(This is excerpted from the book Ageproof by Jean Chatzky & Michael F. Roizen, MD, with Ted Spiker. Copyright (c) 2017 by Jean Chatzky and Michael F. Roizen, M.D. Reprinted with permission of Grand Central Life & Style. All rights reserved.)
You hear this advice over and over: if you start saving for retirement at the age of 20, you’ll be set for life. That’s because the power of compound interest can take your measly savings as a young adult and turn it into millions by the time you’re ready to retire. Great advice. IF YOU’RE 20!
But what if you didn’t get (or take) that advice when you were younger and you don’t want to work at Taco Bell until you’re 93? (Not that there’s anything wrong with Taco Bell.) What if you’re in any kind of less-than-optimum financial situation — like climbing out of debt or digging out from bankruptcy? Is it too late to save more, spend less or make money?
If you haven’t started saving for retirement and you’re in your 50s, this is not something you can fix by skipping the coffees and bypassing the manicures.
While you can’t technically make up for lost time when it comes to the exponential rate of growth of that compound interest, you can strategize about the best ways to erase mistakes and make that murky-as-mud financial outlook look clearer than Caribbean blue.
Here are two Fix It! Ideas that can help:
Fix It! No. 1: I have too much debt
No matter if your debt is the size of a small hill or Mount Everest, you just need to keep plugging away. This is how:
Write down all the debt you have and the interest rate of each piece of debt. Then put them in order — highest interest rate at the top, lowest at the bottom.
Reduce those rates where you can by refinancing mortgages, student loans, car loans, etc. Transfer debt on higher-rate credit cards to lower-rate cards.
Now put all your extra monthly budget toward the highest-interest debt. Wipe out the big interest rates first. With the first one done, move to the next and the next.
Don’t use credit cards while paying down debt.
If your credit score is above 760 and you have more credit cards than you need, close the cards as you go through the process. You should only have enough cards that you’re spending 30 percent of your limit each month, then paying that amount off. If you need to build your credit score, you can leave the cards open, as long as you don’t use them. Then close one every six months, unless you’re applying for a mortgage or car loan; in that case, keep them open until that’s complete.
Fix It! No. 2: I’m getting a late start saving for retirement
The biggest financial regret most people have is that they didn’t start saving earlier for retirement. The later you are in the game, the more you’re going to have to swing the pendulum from consuming today to saving for tomorrow. And if you haven’t started and you’re in your early 50s, you should understand that this is not something you can fix by skipping the coffees and bypassing the manicures.

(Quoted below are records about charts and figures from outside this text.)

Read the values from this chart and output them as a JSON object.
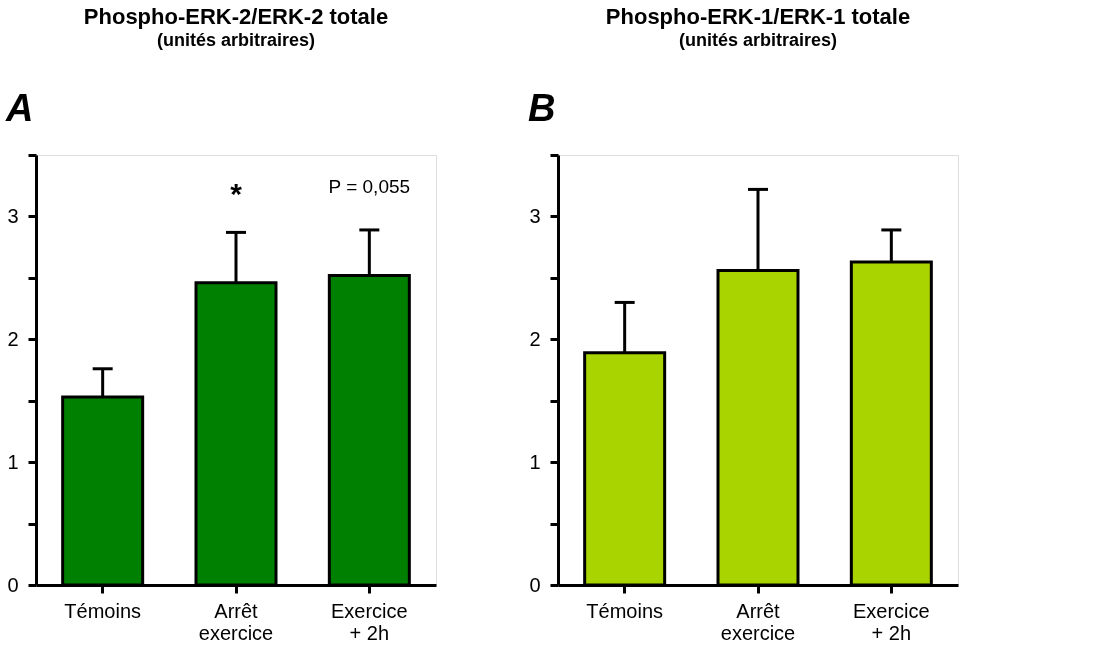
{
  "chart_data": [
    {
      "type": "bar",
      "title": "Phospho-ERK-2/ERK-2 totale",
      "subtitle": "(unités arbitraires)",
      "categories": [
        "Témoins",
        "Arrêt\nexercice",
        "Exercice\n+ 2h"
      ],
      "values": [
        1.53,
        2.46,
        2.52
      ],
      "color": "#008000",
      "errors": [
        [
          1.53,
          1.76
        ],
        [
          2.46,
          2.87
        ],
        [
          2.52,
          2.89
        ]
      ],
      "ylim": [
        0,
        3.5
      ],
      "yticks": [
        0,
        {
          "value": 0.5,
          "label": null
        },
        1,
        {
          "value": 1.5,
          "label": null
        },
        2,
        {
          "value": 2.5,
          "label": null
        },
        3,
        {
          "value": 3.5,
          "label": null
        }
      ],
      "grid": false,
      "annotations": [
        "A",
        "*",
        "P = 0,055"
      ]
    },
    {
      "type": "bar",
      "title": "Phospho-ERK-1/ERK-1 totale",
      "subtitle": "(unités arbitraires)",
      "categories": [
        "Témoins",
        "Arrêt\nexercice",
        "Exercice\n+ 2h"
      ],
      "values": [
        1.89,
        2.56,
        2.63
      ],
      "color": "#aad400",
      "errors": [
        [
          1.89,
          2.3
        ],
        [
          2.56,
          3.22
        ],
        [
          2.63,
          2.89
        ]
      ],
      "ylim": [
        0,
        3.5
      ],
      "yticks": [
        0,
        {
          "value": 0.5,
          "label": null
        },
        1,
        {
          "value": 1.5,
          "label": null
        },
        2,
        {
          "value": 2.5,
          "label": null
        },
        3,
        {
          "value": 3.5,
          "label": null
        }
      ],
      "grid": false,
      "annotations": [
        "B"
      ]
    }
  ]
}
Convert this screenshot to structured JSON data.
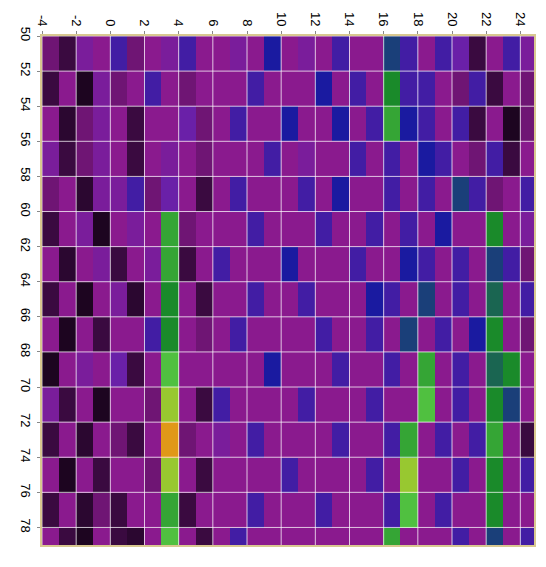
{
  "chart_data": {
    "type": "heatmap",
    "x": [
      -3.5,
      -2.5,
      -1.5,
      -0.5,
      0.5,
      1.5,
      2.5,
      3.5,
      4.5,
      5.5,
      6.5,
      7.5,
      8.5,
      9.5,
      10.5,
      11.5,
      12.5,
      13.5,
      14.5,
      15.5,
      16.5,
      17.5,
      18.5,
      19.5,
      20.5,
      21.5,
      22.5,
      23.5,
      24.5
    ],
    "y": [
      51,
      53,
      55,
      57,
      59,
      61,
      63,
      65,
      67,
      69,
      71,
      73,
      75,
      77,
      79
    ],
    "cells": [
      [
        0.3,
        0.2,
        0.4,
        0.35,
        0.5,
        0.3,
        0.35,
        0.4,
        0.5,
        0.35,
        0.35,
        0.4,
        0.35,
        0.55,
        0.35,
        0.4,
        0.35,
        0.5,
        0.35,
        0.35,
        0.6,
        0.5,
        0.35,
        0.5,
        0.45,
        0.2,
        0.35,
        0.5,
        0.4
      ],
      [
        0.2,
        0.35,
        0.1,
        0.4,
        0.3,
        0.35,
        0.5,
        0.35,
        0.3,
        0.35,
        0.35,
        0.35,
        0.5,
        0.35,
        0.35,
        0.35,
        0.55,
        0.35,
        0.5,
        0.35,
        0.7,
        0.5,
        0.5,
        0.35,
        0.3,
        0.5,
        0.2,
        0.35,
        0.3
      ],
      [
        0.35,
        0.15,
        0.3,
        0.4,
        0.35,
        0.2,
        0.35,
        0.35,
        0.45,
        0.3,
        0.35,
        0.5,
        0.35,
        0.35,
        0.55,
        0.35,
        0.35,
        0.55,
        0.35,
        0.5,
        0.75,
        0.55,
        0.5,
        0.35,
        0.5,
        0.2,
        0.35,
        0.1,
        0.3
      ],
      [
        0.4,
        0.2,
        0.3,
        0.4,
        0.35,
        0.2,
        0.35,
        0.4,
        0.35,
        0.3,
        0.35,
        0.35,
        0.35,
        0.5,
        0.35,
        0.4,
        0.35,
        0.35,
        0.5,
        0.35,
        0.5,
        0.35,
        0.55,
        0.5,
        0.35,
        0.3,
        0.5,
        0.2,
        0.35
      ],
      [
        0.3,
        0.35,
        0.15,
        0.4,
        0.4,
        0.5,
        0.3,
        0.45,
        0.35,
        0.2,
        0.35,
        0.5,
        0.35,
        0.35,
        0.35,
        0.5,
        0.35,
        0.55,
        0.35,
        0.35,
        0.5,
        0.35,
        0.5,
        0.35,
        0.6,
        0.5,
        0.3,
        0.35,
        0.5
      ],
      [
        0.2,
        0.35,
        0.4,
        0.1,
        0.35,
        0.4,
        0.35,
        0.75,
        0.3,
        0.35,
        0.35,
        0.35,
        0.5,
        0.35,
        0.35,
        0.35,
        0.5,
        0.35,
        0.35,
        0.5,
        0.35,
        0.5,
        0.35,
        0.55,
        0.35,
        0.35,
        0.7,
        0.35,
        0.4
      ],
      [
        0.35,
        0.15,
        0.35,
        0.4,
        0.2,
        0.35,
        0.4,
        0.75,
        0.2,
        0.35,
        0.5,
        0.35,
        0.35,
        0.35,
        0.55,
        0.35,
        0.35,
        0.35,
        0.5,
        0.35,
        0.35,
        0.55,
        0.5,
        0.35,
        0.5,
        0.35,
        0.6,
        0.5,
        0.3
      ],
      [
        0.2,
        0.35,
        0.1,
        0.35,
        0.4,
        0.15,
        0.35,
        0.7,
        0.35,
        0.2,
        0.35,
        0.35,
        0.5,
        0.35,
        0.35,
        0.5,
        0.35,
        0.35,
        0.35,
        0.55,
        0.5,
        0.35,
        0.6,
        0.35,
        0.5,
        0.35,
        0.65,
        0.35,
        0.5
      ],
      [
        0.35,
        0.1,
        0.35,
        0.2,
        0.35,
        0.35,
        0.5,
        0.7,
        0.35,
        0.3,
        0.35,
        0.5,
        0.35,
        0.35,
        0.35,
        0.35,
        0.5,
        0.35,
        0.35,
        0.5,
        0.35,
        0.6,
        0.35,
        0.5,
        0.35,
        0.55,
        0.7,
        0.35,
        0.3
      ],
      [
        0.1,
        0.35,
        0.4,
        0.35,
        0.45,
        0.2,
        0.35,
        0.8,
        0.35,
        0.35,
        0.35,
        0.35,
        0.35,
        0.55,
        0.35,
        0.35,
        0.35,
        0.5,
        0.35,
        0.35,
        0.5,
        0.35,
        0.75,
        0.35,
        0.5,
        0.35,
        0.65,
        0.7,
        0.35
      ],
      [
        0.4,
        0.2,
        0.35,
        0.1,
        0.35,
        0.35,
        0.3,
        0.85,
        0.35,
        0.2,
        0.5,
        0.35,
        0.35,
        0.35,
        0.35,
        0.5,
        0.35,
        0.35,
        0.35,
        0.5,
        0.35,
        0.35,
        0.8,
        0.35,
        0.5,
        0.35,
        0.7,
        0.6,
        0.35
      ],
      [
        0.2,
        0.35,
        0.15,
        0.35,
        0.3,
        0.2,
        0.35,
        0.95,
        0.3,
        0.35,
        0.4,
        0.35,
        0.5,
        0.35,
        0.35,
        0.35,
        0.35,
        0.5,
        0.35,
        0.35,
        0.5,
        0.75,
        0.35,
        0.5,
        0.35,
        0.5,
        0.75,
        0.35,
        0.2
      ],
      [
        0.35,
        0.1,
        0.35,
        0.2,
        0.35,
        0.35,
        0.3,
        0.85,
        0.35,
        0.2,
        0.35,
        0.35,
        0.35,
        0.35,
        0.5,
        0.35,
        0.35,
        0.35,
        0.35,
        0.5,
        0.35,
        0.85,
        0.35,
        0.35,
        0.5,
        0.35,
        0.7,
        0.35,
        0.5
      ],
      [
        0.2,
        0.35,
        0.15,
        0.3,
        0.2,
        0.35,
        0.35,
        0.75,
        0.2,
        0.35,
        0.35,
        0.35,
        0.5,
        0.35,
        0.35,
        0.35,
        0.5,
        0.35,
        0.35,
        0.35,
        0.5,
        0.8,
        0.35,
        0.5,
        0.35,
        0.35,
        0.7,
        0.35,
        0.35
      ],
      [
        0.35,
        0.2,
        0.1,
        0.35,
        0.2,
        0.15,
        0.35,
        0.8,
        0.35,
        0.2,
        0.35,
        0.5,
        0.35,
        0.35,
        0.35,
        0.35,
        0.35,
        0.35,
        0.35,
        0.35,
        0.75,
        0.35,
        0.35,
        0.35,
        0.5,
        0.35,
        0.6,
        0.35,
        0.5
      ]
    ],
    "zlim": [
      0,
      1
    ],
    "xlim": [
      -4,
      24.8
    ],
    "ylim": [
      50,
      79
    ],
    "xticks": [
      -4,
      -2,
      0,
      2,
      4,
      6,
      8,
      10,
      12,
      14,
      16,
      18,
      20,
      22,
      24
    ],
    "yticks": [
      50,
      52,
      54,
      56,
      58,
      60,
      62,
      64,
      66,
      68,
      70,
      72,
      74,
      76,
      78
    ],
    "grid": true
  }
}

Let’s say you’re 55, earn $80,000, get 2 percent annual raises and have $80,000 already saved. If you save 15 percent annually for the next 10 years and earn 6 percent on your investments a year, you’ll end up with just under $320,000 at age 65. But if you can get yourself to save 20 percent of your income instead, you’ll increase what’s in your retirement coffers to $380,000.
How are you going to come up with that money?
Use catch-up contribution provisions to enable your extra savings to grow tax-free. Once you hit the big 5-0, you can contribute more to your retirement accounts each year — and you should. An extra $6,000 in your 401(k) or 403(b), $3,000 in your SIMPLE (Savings Incentive Match Plan for Employees) IRA and $1,000 in your traditional IRA or Roth annually can go a long way. And if you have a Health Savings Account, you can kick in an extra $1,000 a year once you turn 55. (Note: you and your spouse can make separate catch-up contributions.) These are current catch-up contributions limits; they will likely increase over time.
Downshift. Pronto. In order to stash away those big numbers, you’re going to want to trim your cost of living significantly, sooner rather than later. Look at the big items: housing, transportation, education, even health care. You want to sacrifice quantity without quality.
Make a plan to work longer. Remember the 55-year-old who had $80,000 in retirement funds and was getting 2 percent raises a year? Boosting his savings rate from 15 percent to 20 percent will bring his total by age 65 to $380,000. But if he enjoys his work enough to continue for three more years, he’ll have $515,000. Plus, during those years he wouldn’t be withdrawing from his 401(k) and his Social Security benefit could grow. For every year between age 62 and 70 that you delay starting your benefits, they grow at a rate of about 8 percent guaranteed.